In a drastic face-saving exercise, the board has also taken away the executive powers of all officers of the company arrested or charged by the ED. (The exception is Vevaina, who has only been summoned for interrogation. Agarwal, who is in the same boat, has escaped unscathed for the time being.)  Significantly, the board has decided to appoint three independent non-executive directors within the next few weeks to "manage all issues related to the current crisis." Said Deveshwar, who seemed satisfied with the result of his frequent visits to Delhi between enforcement interrogations: "No names have been finalised. But they would be recognised and successful professionals, management leaders, legal luminaries or financial wizards. I’m very happy and a party to the decision." 

One of the three will almost definitely be Susim Mukul Datta, who recently retired as chairman of Unilever’s India operations. Another could be Dhruba Narayan Ghosh, former chairman of the State Bank of India, and Larsen & Toubro, and currently non-executive chairman of Philips India and credit rating agency ICRA. Both had been approached by BAT early in 1995 to take charge as chairman of ITC, when BAT was gunning to bisect the company’s top job into a non-executive chairman and a managing director. Both had, at that time, refused.

 Till the board is restructured, the interim management committee will not only look after the company’s working but also set up a subcommittee to deal with the FERA violation charges against the firm. However, in its efforts, the committee will "have to follow a different, transparent course in managing financial and other crucial areas of the firm’s business." The board also committed to "extend support to the authorities for ensuing expeditious resolution of enquiries." The meeting, in which non-executive members outnumbered executive directors six to four, also resolved not to investigate non-executive directors.

With the majority of the ITC top brass decimated, the British parent will now have a big say in the formation of the new committees, selection of their members and in influencing their decisions. The new-look ITC board meets again on November 25, ostensibly to discuss the company’s half-yearly results. All in all, BAT nominee directors present at the meeting, Simon J.R. Smith and Timothy Lord (standing in for Richard Pilbeam), surely carried happy tidings back to Windsor House, BAT’s London headquarters.

Except for one little fly in the ointment. During his grilling by the ED on the day before the board met, Malcolm Fry, BAT’s India man during the alleged FERA violations, and currently managing director, VST Industries, answered every question with the plea that Pilbeam was in possession of all the facts. Said ED Deputy Director Kamal Kishore Kabir Panthi: "It’s prima facie clear from the inter rogations that BAT was aware of the financial irregularities." Fry and Pilbeam have been called by the ED for further questioning on November 21.
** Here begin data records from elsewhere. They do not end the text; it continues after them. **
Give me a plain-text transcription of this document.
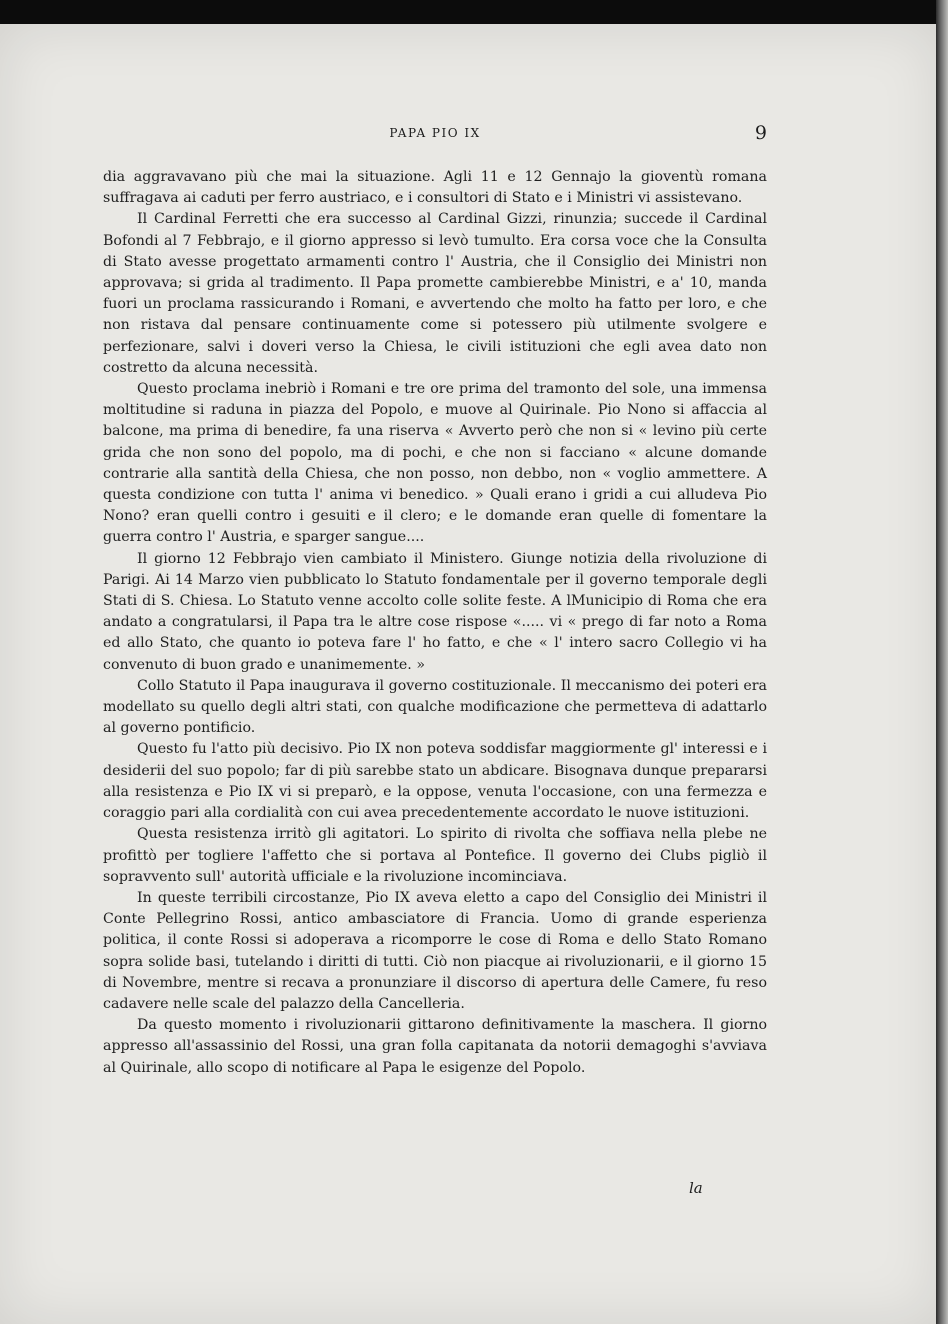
PAPA PIO IX	9

dia aggravavano più che mai la situazione. Agli 11 e 12 Gennajo la gioventù romana suffragava ai caduti per ferro austriaco, e i consultori di Stato e i Ministri vi assistevano.

Il Cardinal Ferretti che era successo al Cardinal Gizzi, rinunzia; succede il Cardinal Bofondi al 7 Febbrajo, e il giorno appresso si levò tumulto. Era corsa voce che la Consulta di Stato avesse progettato armamenti contro l' Austria, che il Consiglio dei Ministri non approvava; si grida al tradimento. Il Papa promette cambierebbe Ministri, e a' 10, manda fuori un proclama rassicurando i Romani, e avvertendo che molto ha fatto per loro, e che non ristava dal pensare continuamente come si potessero più utilmente svolgere e perfezionare, salvi i doveri verso la Chiesa, le civili istituzioni che egli avea dato non costretto da alcuna necessità.

Questo proclama inebriò i Romani e tre ore prima del tramonto del sole, una immensa moltitudine si raduna in piazza del Popolo, e muove al Quirinale. Pio Nono si affaccia al balcone, ma prima di benedire, fa una riserva « Avverto però che non si « levino più certe grida che non sono del popolo, ma di pochi, e che non si facciano « alcune domande contrarie alla santità della Chiesa, che non posso, non debbo, non « voglio ammettere. A questa condizione con tutta l' anima vi benedico. » Quali erano i gridi a cui alludeva Pio Nono? eran quelli contro i gesuiti e il clero; e le domande eran quelle di fomentare la guerra contro l' Austria, e sparger sangue....

Il giorno 12 Febbrajo vien cambiato il Ministero. Giunge notizia della rivoluzione di Parigi. Ai 14 Marzo vien pubblicato lo Statuto fondamentale per il governo temporale degli Stati di S. Chiesa. Lo Statuto venne accolto colle solite feste. A lMunicipio di Roma che era andato a congratularsi, il Papa tra le altre cose rispose «..... vi « prego di far noto a Roma ed allo Stato, che quanto io poteva fare l' ho fatto, e che « l' intero sacro Collegio vi ha convenuto di buon grado e unanimemente. »

Collo Statuto il Papa inaugurava il governo costituzionale. Il meccanismo dei poteri era modellato su quello degli altri stati, con qualche modificazione che permetteva di adattarlo al governo pontificio.

Questo fu l'atto più decisivo. Pio IX non poteva soddisfar maggiormente gl' interessi e i desiderii del suo popolo; far di più sarebbe stato un abdicare. Bisognava dunque prepararsi alla resistenza e Pio IX vi si preparò, e la oppose, venuta l'occasione, con una fermezza e coraggio pari alla cordialità con cui avea precedentemente accordato le nuove istituzioni.

Questa resistenza irritò gli agitatori. Lo spirito di rivolta che soffiava nella plebe ne profittò per togliere l'affetto che si portava al Pontefice. Il governo dei Clubs pigliò il sopravvento sull' autorità ufficiale e la rivoluzione incominciava.

In queste terribili circostanze, Pio IX aveva eletto a capo del Consiglio dei Ministri il Conte Pellegrino Rossi, antico ambasciatore di Francia. Uomo di grande esperienza politica, il conte Rossi si adoperava a ricomporre le cose di Roma e dello Stato Romano sopra solide basi, tutelando i diritti di tutti. Ciò non piacque ai rivoluzionarii, e il giorno 15 di Novembre, mentre si recava a pronunziare il discorso di apertura delle Camere, fu reso cadavere nelle scale del palazzo della Cancelleria.

Da questo momento i rivoluzionarii gittarono definitivamente la maschera. Il giorno appresso all'assassinio del Rossi, una gran folla capitanata da notorii demagoghi s'avviava al Quirinale, allo scopo di notificare al Papa le esigenze del Popolo.

la
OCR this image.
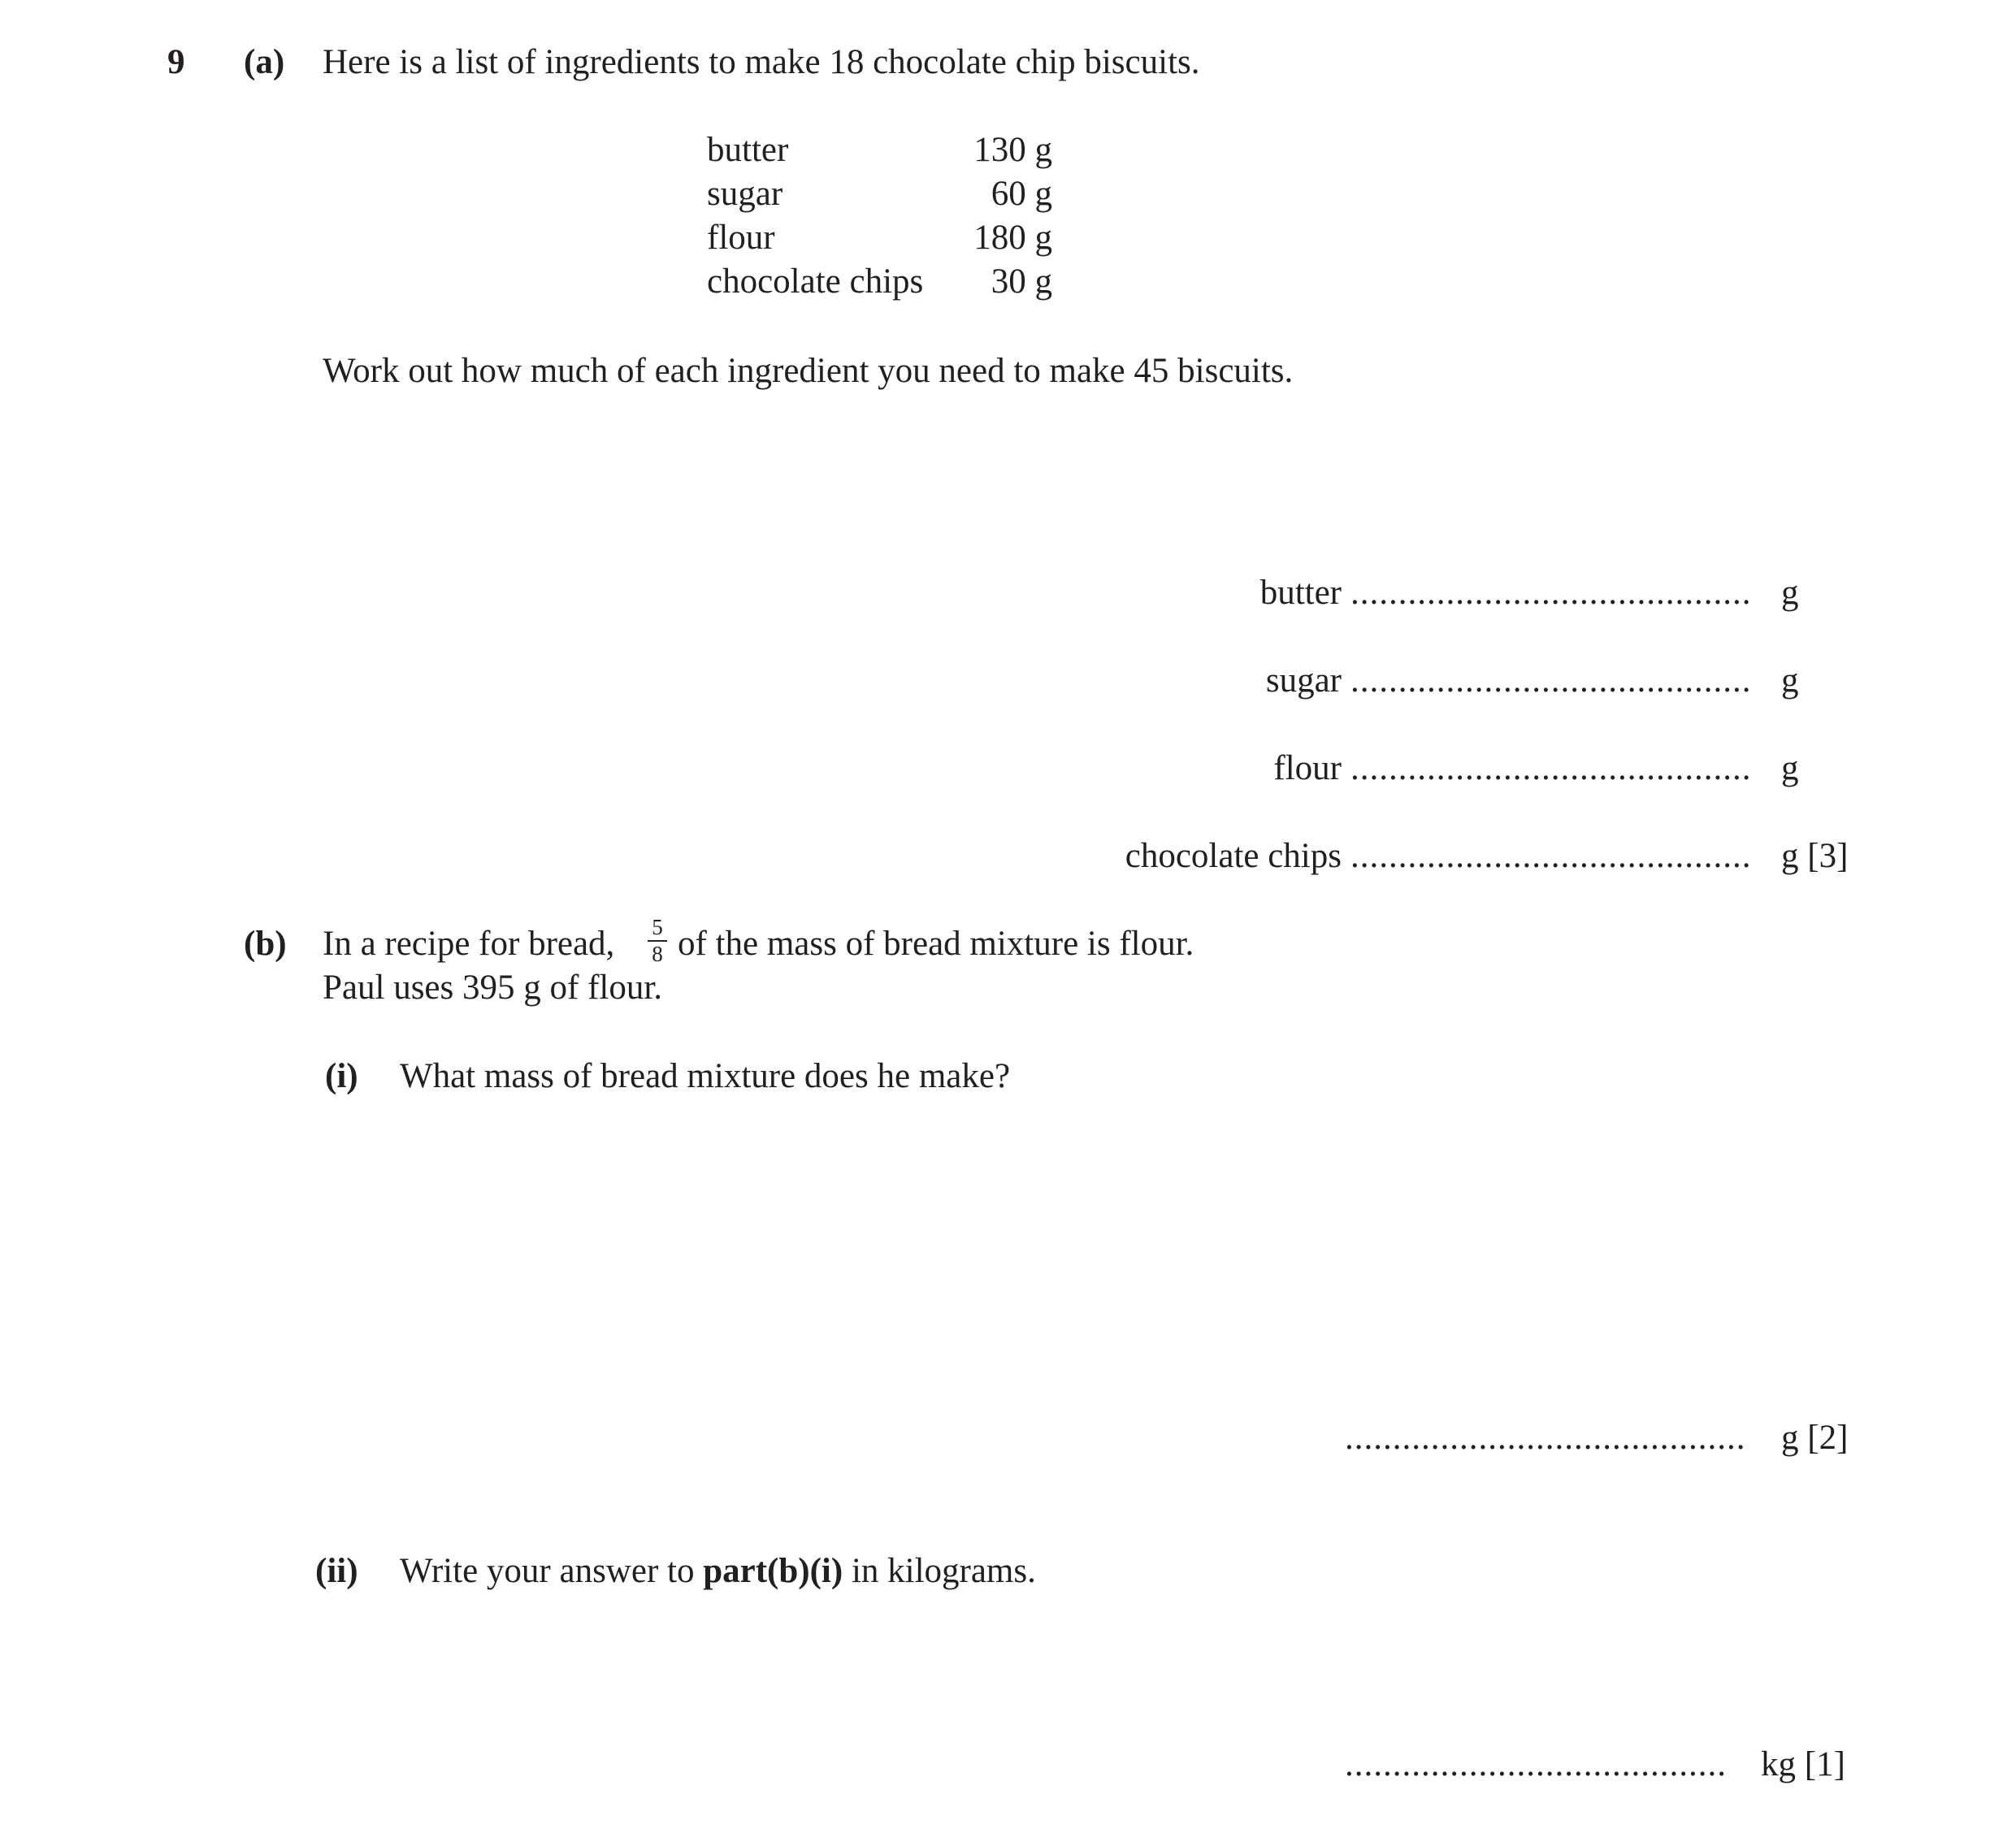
9 (a) Here is a list of ingredients to make 18 chocolate chip biscuits.
butter	130 g
sugar	60 g
flour	180 g
chocolate chips	30 g
Work out how much of each ingredient you need to make 45 biscuits.
butter .......................................... g
sugar .......................................... g
flour .......................................... g
chocolate chips .......................................... g [3]
(b) In a recipe for bread, 5
8 of the mass of bread mixture is flour.
Paul uses 395 g of flour.
(i) What mass of bread mixture does he make?
..........................................	g [2]
(ii) Write your answer to part(b)(i) in kilograms.
........................................ kg [1]
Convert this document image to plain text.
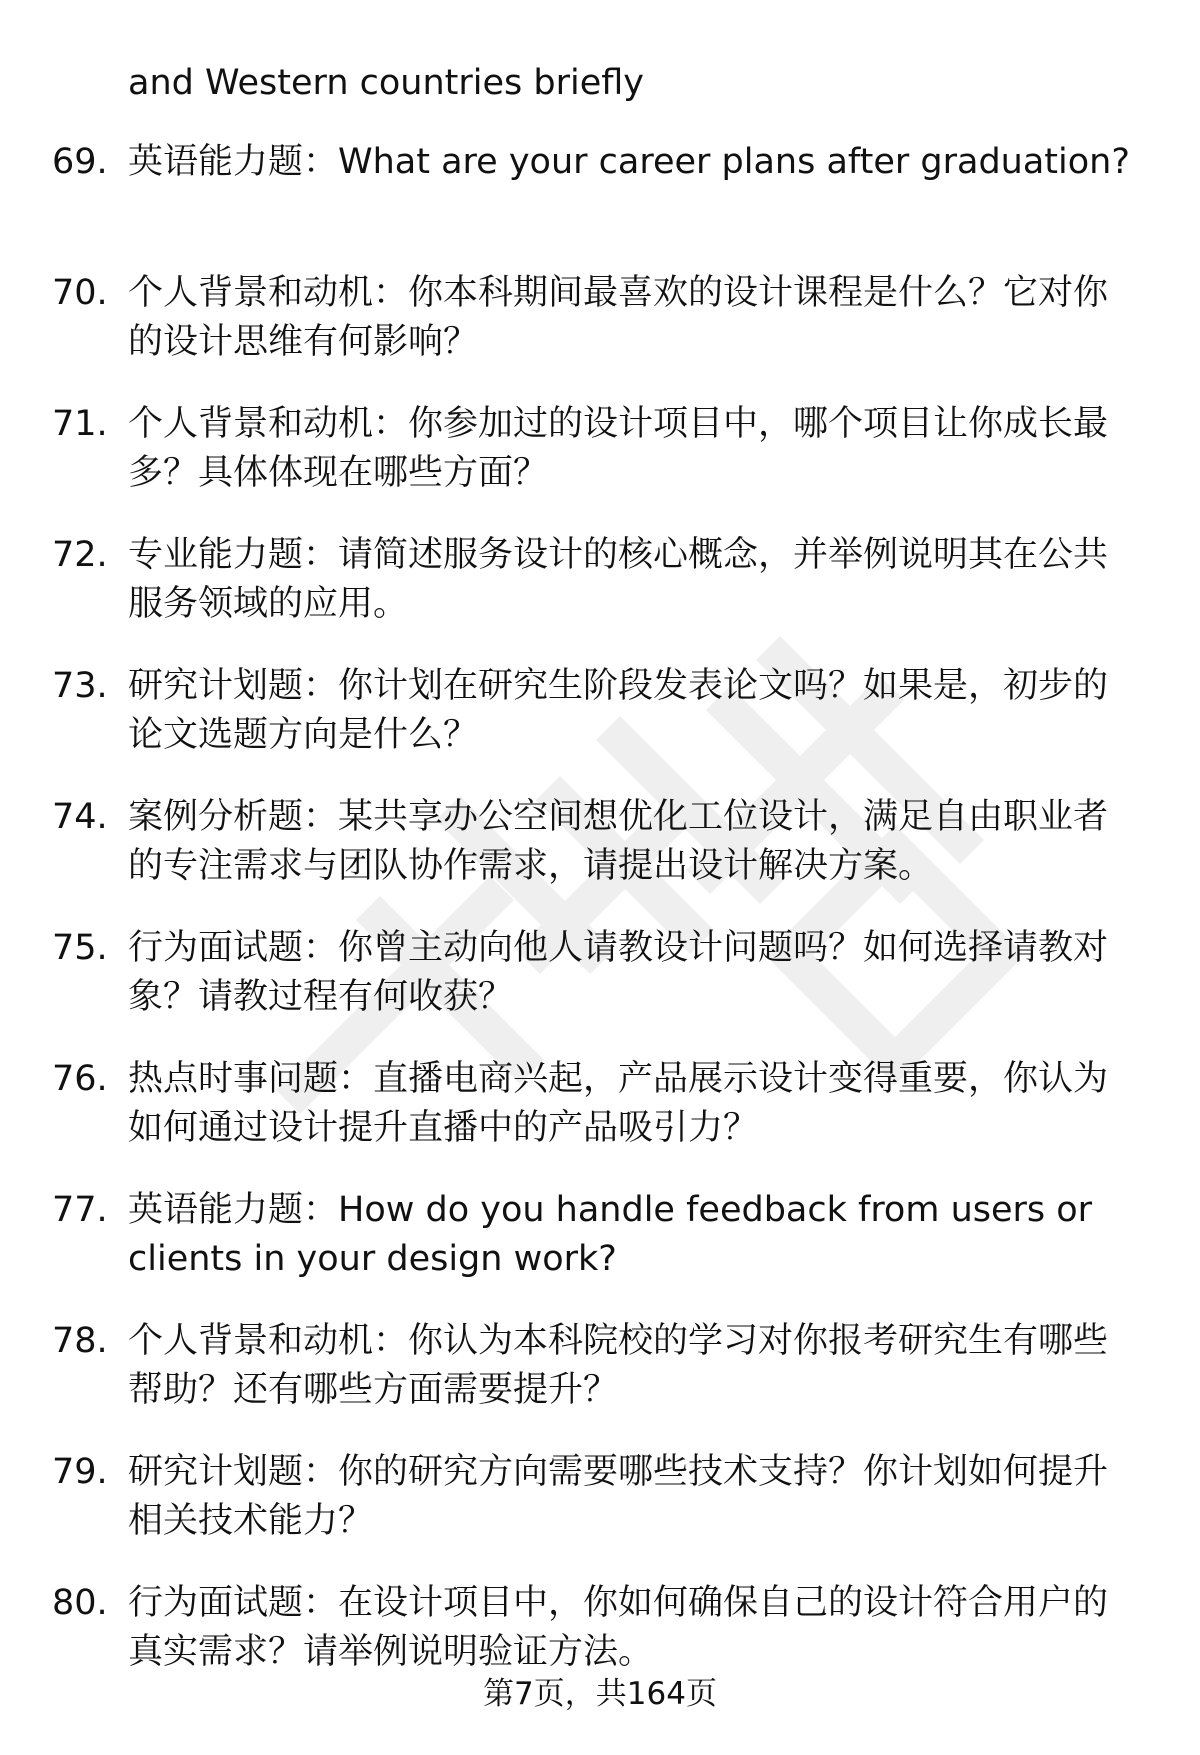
and Western countries briefly
69. 英语能力题：What are your career plans after graduation?
70. 个人背景和动机：你本科期间最喜欢的设计课程是什么？它对你
的设计思维有何影响？
71. 个人背景和动机：你参加过的设计项目中，哪个项目让你成长最
多？具体体现在哪些方面？
72. 专业能力题：请简述服务设计的核心概念，并举例说明其在公共
服务领域的应用。
73. 研究计划题：你计划在研究生阶段发表论文吗？如果是，初步的
论文选题方向是什么？
74. 案例分析题：某共享办公空间想优化工位设计，满足自由职业者
的专注需求与团队协作需求，请提出设计解决方案。
75. 行为面试题：你曾主动向他人请教设计问题吗？如何选择请教对
象？请教过程有何收获？
76. 热点时事问题：直播电商兴起，产品展示设计变得重要，你认为
如何通过设计提升直播中的产品吸引力？
77. 英语能力题：How do you handle feedback from users or
clients in your design work?
78. 个人背景和动机：你认为本科院校的学习对你报考研究生有哪些
帮助？还有哪些方面需要提升？
79. 研究计划题：你的研究方向需要哪些技术支持？你计划如何提升
相关技术能力？
80. 行为面试题：在设计项目中，你如何确保自己的设计符合用户的
真实需求？请举例说明验证方法。
第7页，共164页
Even as ITC affairs get closer to some kind of order, panic reigns in group company ITC Classic Finance, which is facing a minor run on its fixed deposits. So far it has met all refund claims, but sources claim that if the run persists, the company could be in for a financial crisis, for fresh deposit inflow has stopped completely. Biswadev Mitter, who was appointed the firm’s chairman in a panic move on November 14 in place of Vevaina, had a lot of explaining to do at the ITC board meeting. These, reportedly, were not to the satisfaction of the FI nominees present: Basudev Sen of UTI, S. Mukerjee of ICICI, K.P. Narasimhan of IDBI and GIC and P.V. Narasimhan of LIC (IFCI representative Tapan Ganguly was absent).

As Deveshwar rode back to his apartment at Fountain Court, a stone’s throw from the most common address on Indian cigarette packs, 37, Chowringhee, and Lord and Smith headed for Dum Dum Airport to board the next flight to London, all three may have felt like the heroes of some high-budget slam-bang Hollywood movie. Ruins all around, but battered and bloodied, they were still on their feet. The rest: awaiting the sequel coming soon.